Colorectal cancer is one of the most common cancers in both men and women – but it needn’t be.
That’s because screening can find colon cancer early, when it’s easier to treat, and prevent it from occurring at all. Yet, according to the American Cancer Society, about one in three people in the United States who should get tested for colorectal cancer don’t.
There are a lot of misconceptions about the disease and here, Zen Wainberg, MD, associate professor of hematology/oncology at the David Geffen School of Medicine at UCLA and a researcher at UCLA’s Jonsson Comprehensive Cancer Center, debunks four common myths.

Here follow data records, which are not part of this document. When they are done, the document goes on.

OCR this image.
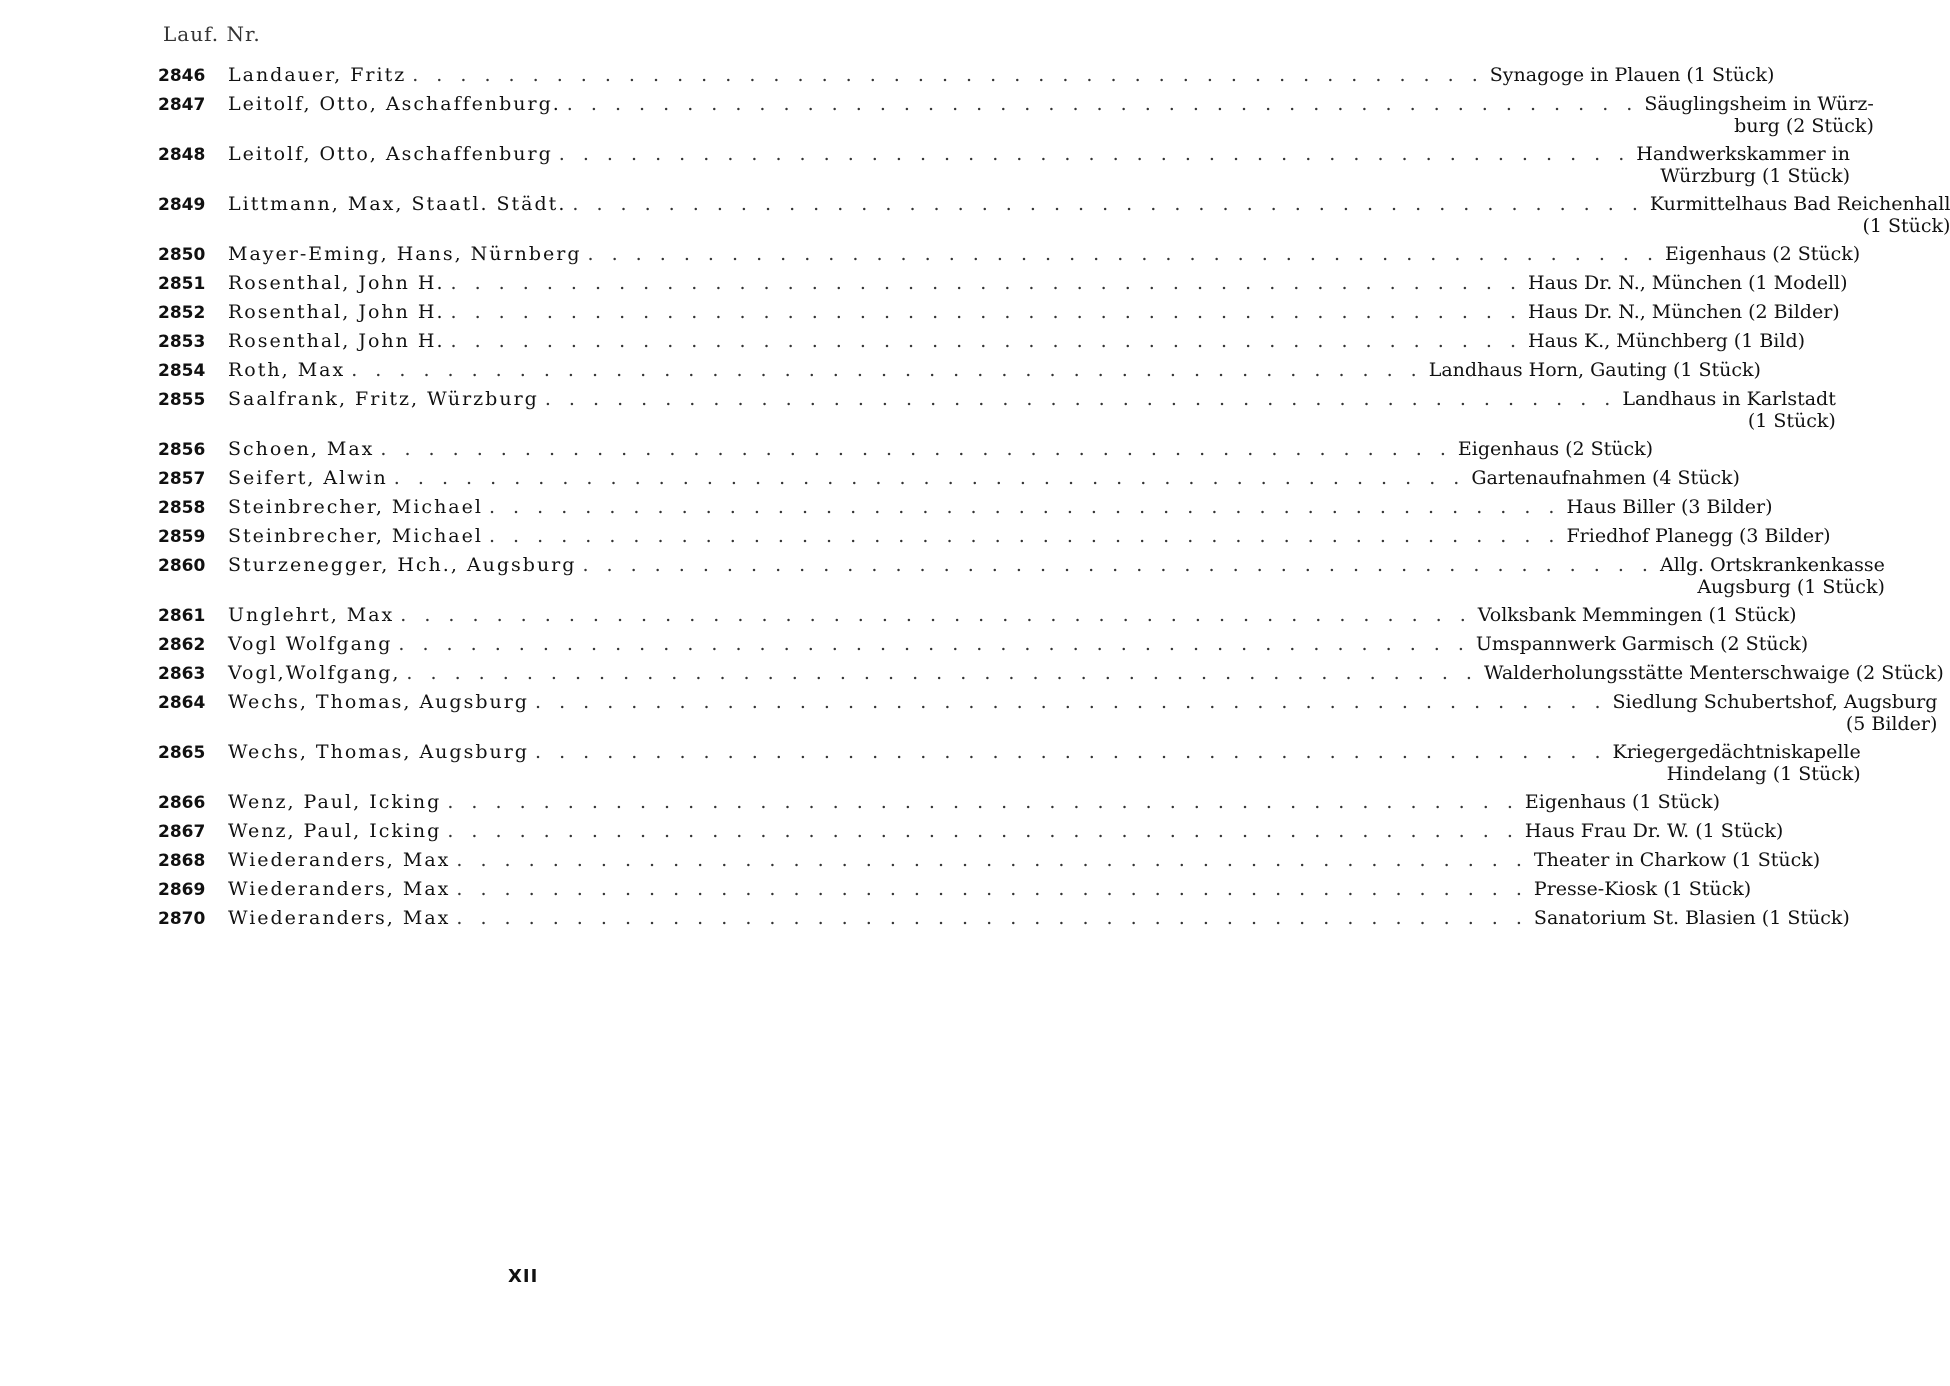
Lauf. Nr.
2846	Landauer, Fritz . . .	Synagoge in Plauen (1 Stück)
2847	Leitolf, Otto, Aschaffenburg. . . .	Säuglingsheim in Würz-
burg (2 Stück)
2848	Leitolf, Otto, Aschaffenburg . . .	Handwerkskammer in
Würzburg (1 Stück)
2849	Littmann, Max, Staatl. Städt. . . .	Kurmittelhaus Bad Reichenhall
(1 Stück)
2850	Mayer-Eming, Hans, Nürnberg . . .	Eigenhaus (2 Stück)
2851	Rosenthal, John H. . . .	Haus Dr. N., München (1 Modell)
2852	Rosenthal, John H. . . .	Haus Dr. N., München (2 Bilder)
2853	Rosenthal, John H. . . .	Haus K., Münchberg (1 Bild)
2854	Roth, Max . . .	Landhaus Horn, Gauting (1 Stück)
2855	Saalfrank, Fritz, Würzburg . . .	Landhaus in Karlstadt
(1 Stück)
2856	Schoen, Max . . .	Eigenhaus (2 Stück)
2857	Seifert, Alwin . . .	Gartenaufnahmen (4 Stück)
2858	Steinbrecher, Michael . . .	Haus Biller (3 Bilder)
2859	Steinbrecher, Michael . . .	Friedhof Planegg (3 Bilder)
2860	Sturzenegger, Hch., Augsburg . . .	Allg. Ortskrankenkasse
Augsburg (1 Stück)
2861	Unglehrt, Max . . .	Volksbank Memmingen (1 Stück)
2862	Vogl Wolfgang . . .	Umspannwerk Garmisch (2 Stück)
2863	Vogl,Wolfgang, . . .	Walderholungsstätte Menterschwaige (2 Stück)
2864	Wechs, Thomas, Augsburg . . .	Siedlung Schubertshof, Augsburg
(5 Bilder)
2865	Wechs, Thomas, Augsburg . . .	Kriegergedächtniskapelle
Hindelang (1 Stück)
2866	Wenz, Paul, Icking . . .	Eigenhaus (1 Stück)
2867	Wenz, Paul, Icking . . .	Haus Frau Dr. W. (1 Stück)
2868	Wiederanders, Max . . .	Theater in Charkow (1 Stück)
2869	Wiederanders, Max . . .	Presse-Kiosk (1 Stück)
2870	Wiederanders, Max . . .	Sanatorium St. Blasien (1 Stück)
XII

MYTH #1: I don’t know anyone with colorectal cancer so it must not really impact that many people.
“Actually, colorectal cancer is the third most common cause of cancer in men and women. It affects 150,000 Americans a year and about 50,000 Americans end up dying from it.”
MYTH #2: Colorectal cancer only affects people over the age of 50.
“This is false. We’re seeing more and more younger people getting colon cancer and research suggests that there’s a larger group of people under the age of 50 getting colorectal cancer every year. The reasons for this are not yet clear, but it is happening and it’s something we all need to be aware of.”
MYTH #3: I know screening can help prevent colorectal cancer, but a colonoscopy is painful and unpleasant.
“A colonoscopy really isn’t as bad as it sounds and it can help prevent a lot of difficult problems later. There are other screening methods that are, or can be, just as good or nearly as good as a colonoscopy. But it’s different for everyone. Talk to your doctor about easier ways to be screened that are less invasive, yet are approved and validated screening techniques.
“The important thing is to get screened. Every week I see patients in their 50s who are newly diagnosed with late stage colon cancer that most likely would have been diagnosed at an early stage if they just would have been screened for the first time at the recommended age of 50. I see this way too often in my clinic.”